Add to this simple model the additional problem of corporates also in balance sheet repair mode and you have an idea of the problem faced. The economy loses demand equivalent to the sum of net household savings and net corporate debt repayment each year.

This is exactly what happened in the Great Depression taking Gross National Product down by almost 50% in 4 years.

According to Koo, the only solution for this problem is for sustained fiscal policy support via direct government borrowing and spending on real projects to keep the economy afloat whilst private sector balance sheets are fully repaired.

How do we know we are in a Balance Sheet Recession?

  1. Private Sector is Paying Down Debt
  2. Monetary Policy is Impotent
  3. Quantitative Easing Doesn’t Work
  4. Silent and Invisible
  5. Debt Rejection Syndrome

1. Private Sector is Paying Down Debt

Now, as in Japan, it was argued by many that the banking sector was primarily responsible for the recession. It is believed that a struggling banking sector is choking off the flow of money to the economy – we see this in politicians jawboning about “forcing banks to lend to businesses so they can invest” and so on.

For a company in need of funds the closest substitute to a bank loan is corporate bond issuance. Any company that wants to borrow but can’t because the “banks won’t lend” should, in theory, be able to issue bonds on the market. So do the numbers bear out this idea that firms have been going to the market for funding? Not really….Good data was hard for me to find as much of it is polluted by huge government issuance and therefore doesn’t reflect private sector demand – but this is what I got.

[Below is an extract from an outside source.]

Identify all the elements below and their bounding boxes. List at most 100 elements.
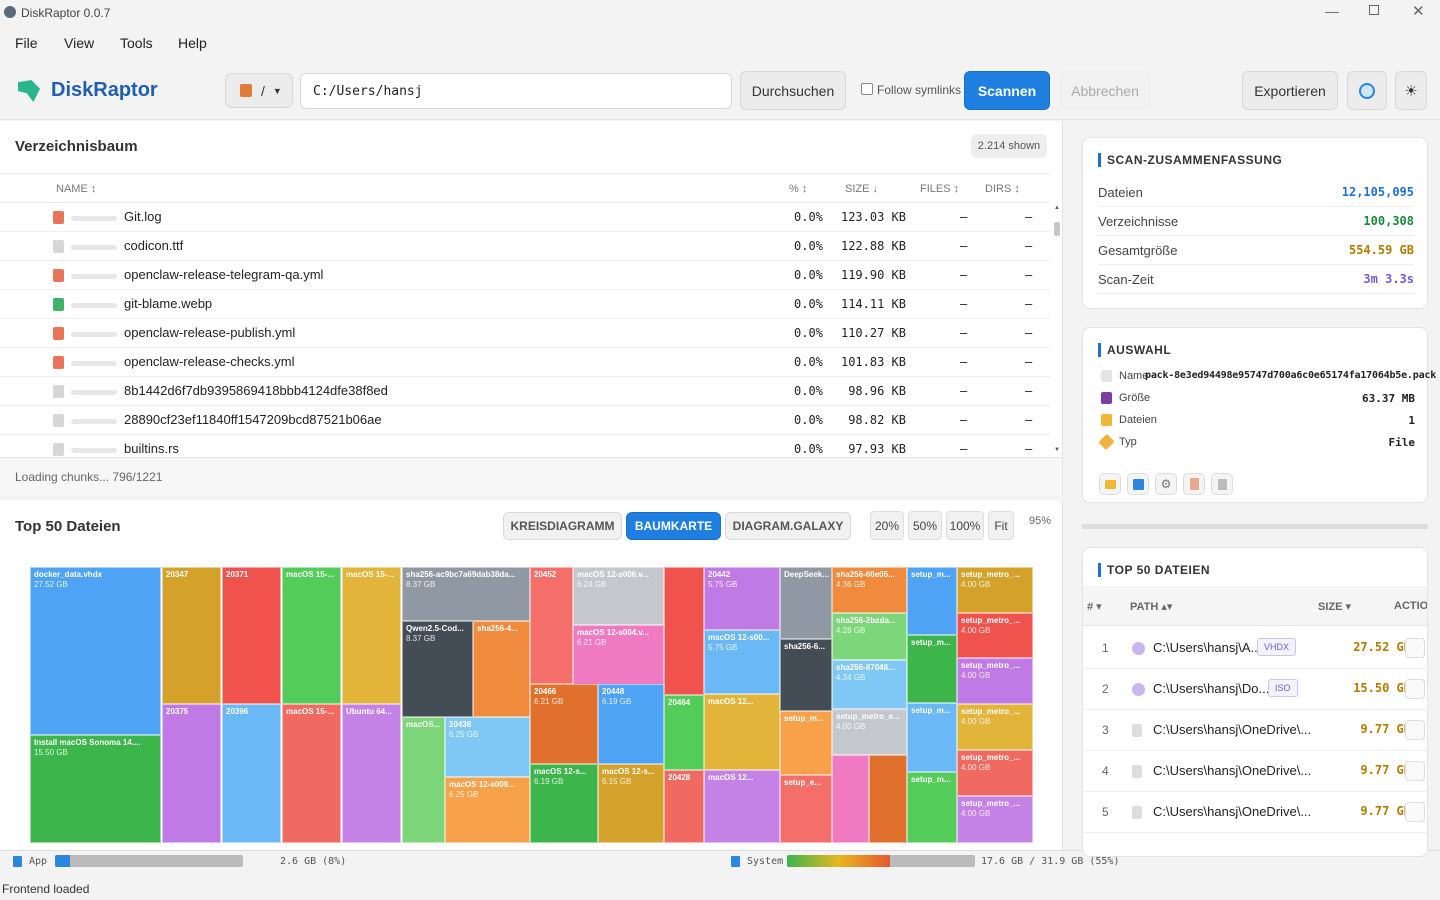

Global bond issuance totalled $1.8 trillion in the first quarter of 2011, down 4% on the same period in the previous year.

Issuance by non-financial corporations in 2010 overtook that by financial institutions for the first time since financial sector issuance started to grow in the early 1990s. The $925bn issued by non-financial institutions in 2010 was down from $1,080bn in the previous year. Issuance from financial institutions declined more quickly during the year from $1,487bn to $576bn. All shrinking.

This says to me that corporate demand is at best tepid, especially relative to the bumper years in the mid 2000s. What makes this even more remarkable is that this is the face of ZIRP! These companies can borrow for costs so low they couldn’t have dreamt of them just a few years ago, and yet they still can’t be coerced.